Pour comprendre cette histoire de crucifix, il faut d'abord placer le crucifix dans l'Histoire. En accrochant l'objet dans ce lieu de pouvoir en 1936, Maurice Duplessis n'entendait pas rappeler aux Québécois le message d'amour qui avait été lancé deux millénaires plus tôt par le Nazaréen. Rusé et roublard, le premier ministre était plutôt cohérent avec sa ligne de conduite habituelle. L'avis qui était sous-entendu dans ce geste politique pouvait se lire de la manière suivante: « Quand vous vous attaquez à moi, vous vous attaquez à Dieu.

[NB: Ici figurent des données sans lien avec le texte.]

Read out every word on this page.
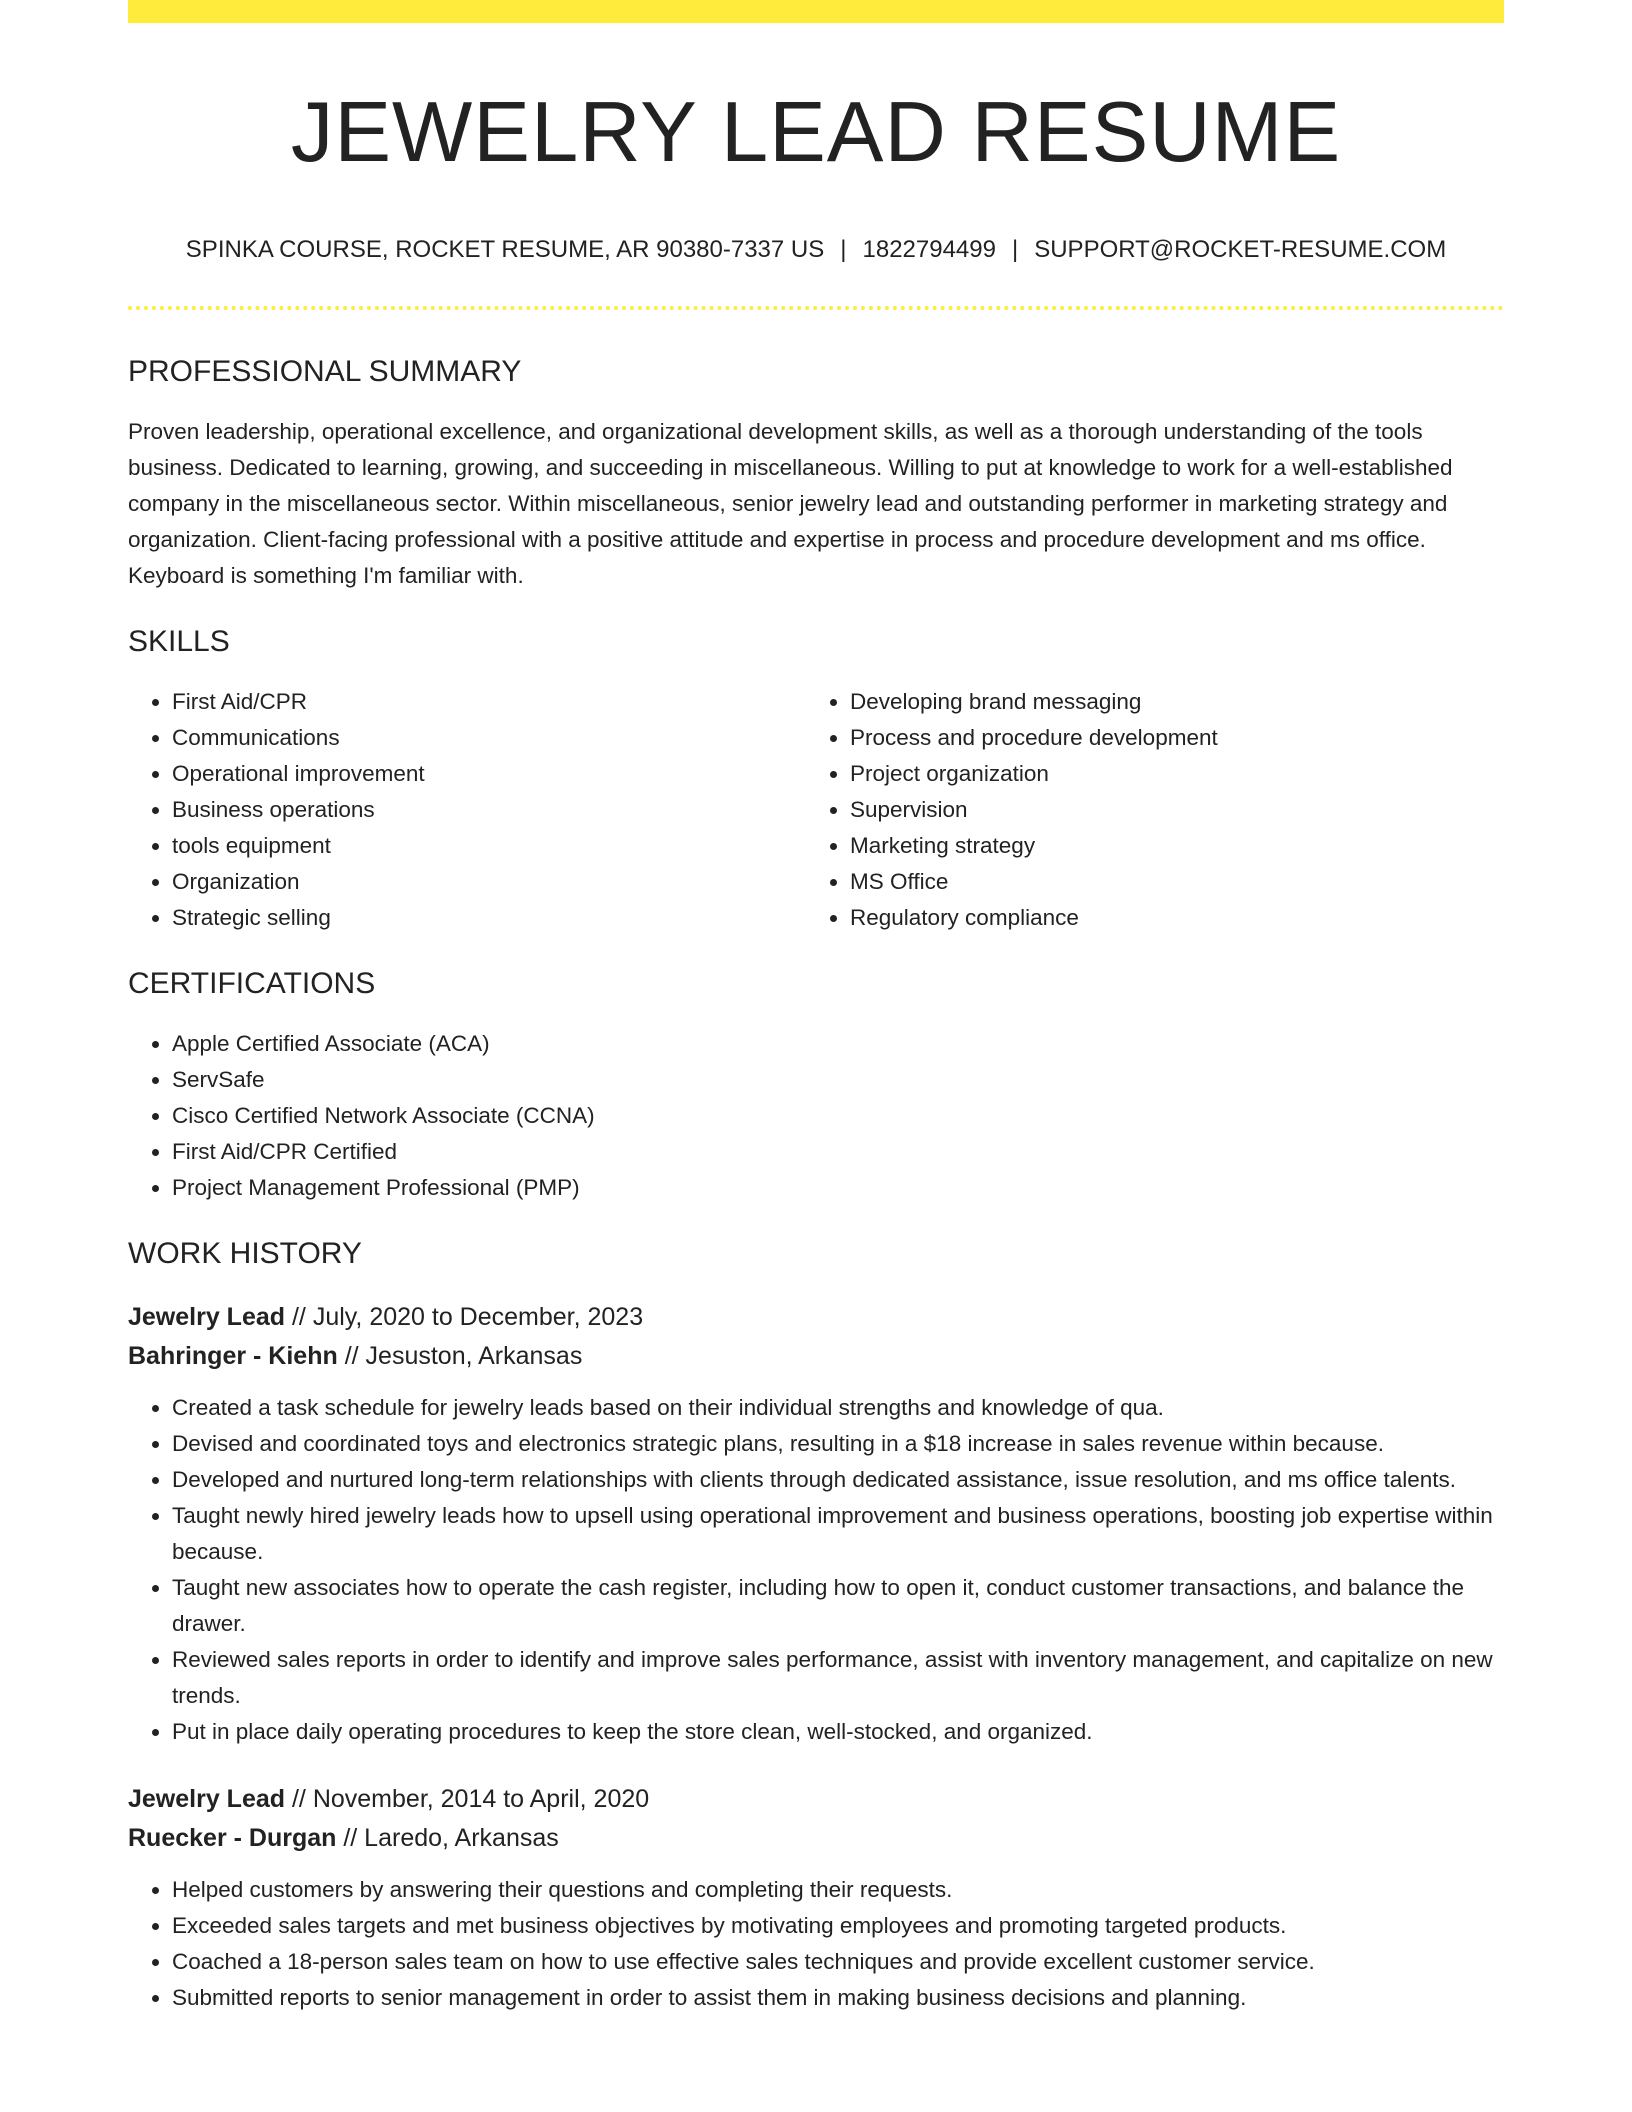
JEWELRY LEAD RESUME
SPINKA COURSE, ROCKET RESUME, AR 90380-7337 US | 1822794499 | SUPPORT@ROCKET-RESUME.COM
PROFESSIONAL SUMMARY
Proven leadership, operational excellence, and organizational development skills, as well as a thorough understanding of the tools business. Dedicated to learning, growing, and succeeding in miscellaneous. Willing to put at knowledge to work for a well-established company in the miscellaneous sector. Within miscellaneous, senior jewelry lead and outstanding performer in marketing strategy and organization. Client-facing professional with a positive attitude and expertise in process and procedure development and ms office. Keyboard is something I'm familiar with.
SKILLS
• First Aid/CPR
• Communications
• Operational improvement
• Business operations
• tools equipment
• Organization
• Strategic selling
• Developing brand messaging
• Process and procedure development
• Project organization
• Supervision
• Marketing strategy
• MS Office
• Regulatory compliance
CERTIFICATIONS
• Apple Certified Associate (ACA)
• ServSafe
• Cisco Certified Network Associate (CCNA)
• First Aid/CPR Certified
• Project Management Professional (PMP)
WORK HISTORY
Jewelry Lead // July, 2020 to December, 2023
Bahringer - Kiehn // Jesuston, Arkansas
• Created a task schedule for jewelry leads based on their individual strengths and knowledge of qua.
• Devised and coordinated toys and electronics strategic plans, resulting in a $18 increase in sales revenue within because.
• Developed and nurtured long-term relationships with clients through dedicated assistance, issue resolution, and ms office talents.
• Taught newly hired jewelry leads how to upsell using operational improvement and business operations, boosting job expertise within because.
• Taught new associates how to operate the cash register, including how to open it, conduct customer transactions, and balance the drawer.
• Reviewed sales reports in order to identify and improve sales performance, assist with inventory management, and capitalize on new trends.
• Put in place daily operating procedures to keep the store clean, well-stocked, and organized.
Jewelry Lead // November, 2014 to April, 2020
Ruecker - Durgan // Laredo, Arkansas
• Helped customers by answering their questions and completing their requests.
• Exceeded sales targets and met business objectives by motivating employees and promoting targeted products.
• Coached a 18-person sales team on how to use effective sales techniques and provide excellent customer service.
• Submitted reports to senior management in order to assist them in making business decisions and planning.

Or, prenez garde! » En réalité, si pour faire passer son mot d'ordre de manière plus efficace, il avait fallu au Chef installer un bretzel à cet endroit plutôt qu'une croix, il l'aurait sans doute fait.

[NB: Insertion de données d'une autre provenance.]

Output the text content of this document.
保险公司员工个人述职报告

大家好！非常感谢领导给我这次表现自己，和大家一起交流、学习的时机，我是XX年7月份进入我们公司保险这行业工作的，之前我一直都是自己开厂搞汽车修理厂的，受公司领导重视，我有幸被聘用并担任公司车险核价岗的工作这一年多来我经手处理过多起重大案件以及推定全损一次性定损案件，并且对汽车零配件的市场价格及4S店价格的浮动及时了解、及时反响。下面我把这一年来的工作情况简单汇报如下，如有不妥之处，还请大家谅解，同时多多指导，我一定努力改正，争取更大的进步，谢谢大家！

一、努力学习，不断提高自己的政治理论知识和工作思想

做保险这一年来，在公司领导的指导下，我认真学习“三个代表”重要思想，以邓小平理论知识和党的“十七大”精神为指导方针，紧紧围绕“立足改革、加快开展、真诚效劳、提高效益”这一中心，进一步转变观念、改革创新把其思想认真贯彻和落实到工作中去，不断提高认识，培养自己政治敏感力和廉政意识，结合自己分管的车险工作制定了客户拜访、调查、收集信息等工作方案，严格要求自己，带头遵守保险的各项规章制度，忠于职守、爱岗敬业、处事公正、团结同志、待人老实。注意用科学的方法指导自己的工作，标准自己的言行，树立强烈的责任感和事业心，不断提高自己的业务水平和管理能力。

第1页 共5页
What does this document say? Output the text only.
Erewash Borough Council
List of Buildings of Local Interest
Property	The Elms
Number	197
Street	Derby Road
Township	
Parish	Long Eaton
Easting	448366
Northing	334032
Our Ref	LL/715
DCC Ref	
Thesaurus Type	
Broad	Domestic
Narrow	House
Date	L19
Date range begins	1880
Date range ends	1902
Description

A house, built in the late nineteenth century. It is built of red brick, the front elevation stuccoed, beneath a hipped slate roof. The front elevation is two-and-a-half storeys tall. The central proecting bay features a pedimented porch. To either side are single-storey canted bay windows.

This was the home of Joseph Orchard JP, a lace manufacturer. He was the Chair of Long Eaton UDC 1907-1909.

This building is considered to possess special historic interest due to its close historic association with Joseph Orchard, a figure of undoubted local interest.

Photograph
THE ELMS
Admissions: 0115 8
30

Ce symbole, puisque c'en était un, incarnait dans les faits l'alliance au Québec de deux pouvoirs : celui du chef de l'Union nationale avec celui de la puissante Église catholique. L'emblème avait par ailleurs un nom de baptême. Il n'était pas beaucoup reconnu comme tel à l'époque, mais il faut aujourd'hui le rappeler. Cela s'appelait le clérico-nationalisme, une idéologie née avant le règne de Duplessis, mais qui s'avérait liberticide en raison de son caractère répressif.

L'intellectuel qui, dans les années trente et quarante, s'est illustré comme l'ennemi numéro un des porte-étendards de ce clérico-nationalisme dans la province avait également un nom et il s'appelait Jean-Charles Harvey, l'archétype du véritable intellectuel libéral, un homme dont le rappel des combats se trouve pourtant à être complètement absent de l'actuelle toponymie québécoise. Harvey a payé un prix très élevé pour avoir osé exprimer ses idées d'avant-garde et les tenants de l'appareil de répression clérico-nationaliste se sont vigoureusement acharnés sur lui.

On ne peut, en 2017, revendiquer d'une part l'héritage de cet homme tout en maintenant en place le symbole qui a servi à le réprimer.

On ne peut, en 2017, revendiquer d'une part l'héritage de cet homme tout en maintenant en place le symbole qui a servi à le réprimer. C'est parler, pour employer une expression commune, des deux côtés de la bouche en même temps. C'est pourquoi, l'attitude du gouvernement libéral dans ce dossier, lui qui invoque le besoin de ne pas « effacer le patrimoine historique » relève au mieux, pour rester dans le langage biblique, d'un éloquent pharisaïsme. À ce compte-là, pourquoi ne pas aller chercher la statue de Maurice Duplessis qui n'est pas bien loin dehors et la faire entrer au Salon bleu, juste aux côtés de la sainte Croix historique?